New York’lu orta sınıf bir hanımefendinin bakış açısını yansıttığı “Malum Bir Hanımefendi” isimli öyküsünde, otuz yedi yaşında pek çok konuda bilgi sahibi olan ya da ahkâm kesen, hepimize çok tanıdık gelen Bayan Legion’un portresi ustalıkla çizer:

“… İşsizlik hakkında konuşurken, sokaklardaki dilencilerin hepsinin kabarık banka hesapları olduğunu ve muhtemelen çoğunun kiraya verilmiş binalara sahip olduğunu belirtir. Söz konusu evlilik hayatı olduğunda Fred Legion’un, şayet önüne koyarsanız, her gece biftek yiyeceğinden emindir. Irk konusundaki kanaati: Bu İsveçli ve İrlandalı kızlar öyle başına buyruk ki, kadının bir çift siyahî hizmetçi tutası geliyor. Sanat ve edebiyat hususundaki kanaati ise, orayı ona verseniz bile Greenwich Village’da yaşamayacağı yönünde. Konu annelik olduğunda, zorluk çıkaran yaşa gelen çocukları nasıl giydireceğini bilmenin kesinlikle kolay olmadığı görüşünde. Cinsiyetler arası ilişkiler konusunda ise, kadınların bu dünyada maruz kaldıkları şeylerin berbat olduğunu düşünüyor” (Yarın Berbat Bir Gün, s.55).

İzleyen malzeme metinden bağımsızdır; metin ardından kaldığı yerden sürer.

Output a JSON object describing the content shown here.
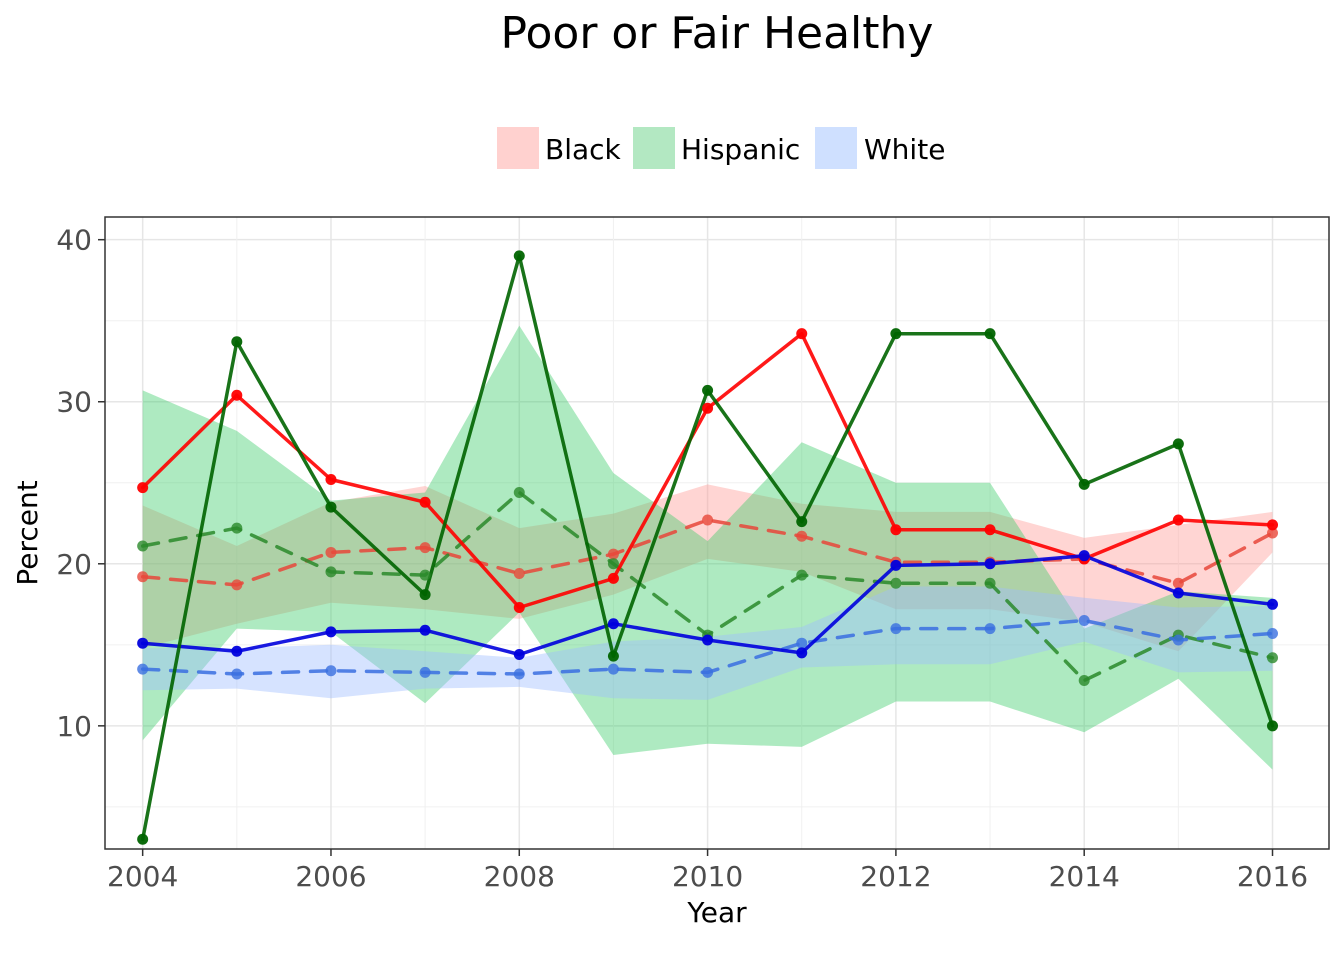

“Seyahatname” isimli öyküde işlenen ötekilik meselesi sadece siyahlar açısından değil batılının Araplara bakışını anlamak için de önemlidir. Bu bakış hiç şaşırtıcı olmayan bir biçimde oryantalizm içeren bir bakıştır: “Korkunç insanlar değiller mi ama? dedi kadın. “Düşünsene, birden fazla eş! Bu durum senin için de tam Şark’a has değil mi? Berbat insanlar. Bir de hepsi fena halde
dindarmış gibi falan davranmıyor mu?” (s.89). Ya da ata benzediği ima edilen bir dadının yaşamından kesit sunan “At Suratlı” isimli öyküde ayrımcılığın ne anlama geldiğini incelikli bir üslupla anlatır.

Evlat edinilen çocukların aileye adaptasyonlarıyla ilgili zorluklar, çocuklara üstten bakış, devamlı olarak hangi sınıfa ait olduğunu hatırlatma (“Küçük Curtis”), sınıf meselesi, (“Muhallebi Yürek”, “Gömleğin Şarkısı 1941”, “Semanın Ardındaki Yıldırım”), ırkçılık (“Siyah Beyaz Düzenleme”, “Josephine Sokağı’ndaki Bayan Hofstadter”, “Çıplakları Giydir”), içkili ve partili
yaşamların yol açtığı hazin durumlar (“Yarın Berbat Bir Gün”, “Sadece Ufak Bir Tane”, “Büyük Sarışın”), savaşın yol açtığı tahribat (“Cumhuriyetin Askerleri”, “Hoş İzin”) öykülerinde işlenen diğer konulardandır.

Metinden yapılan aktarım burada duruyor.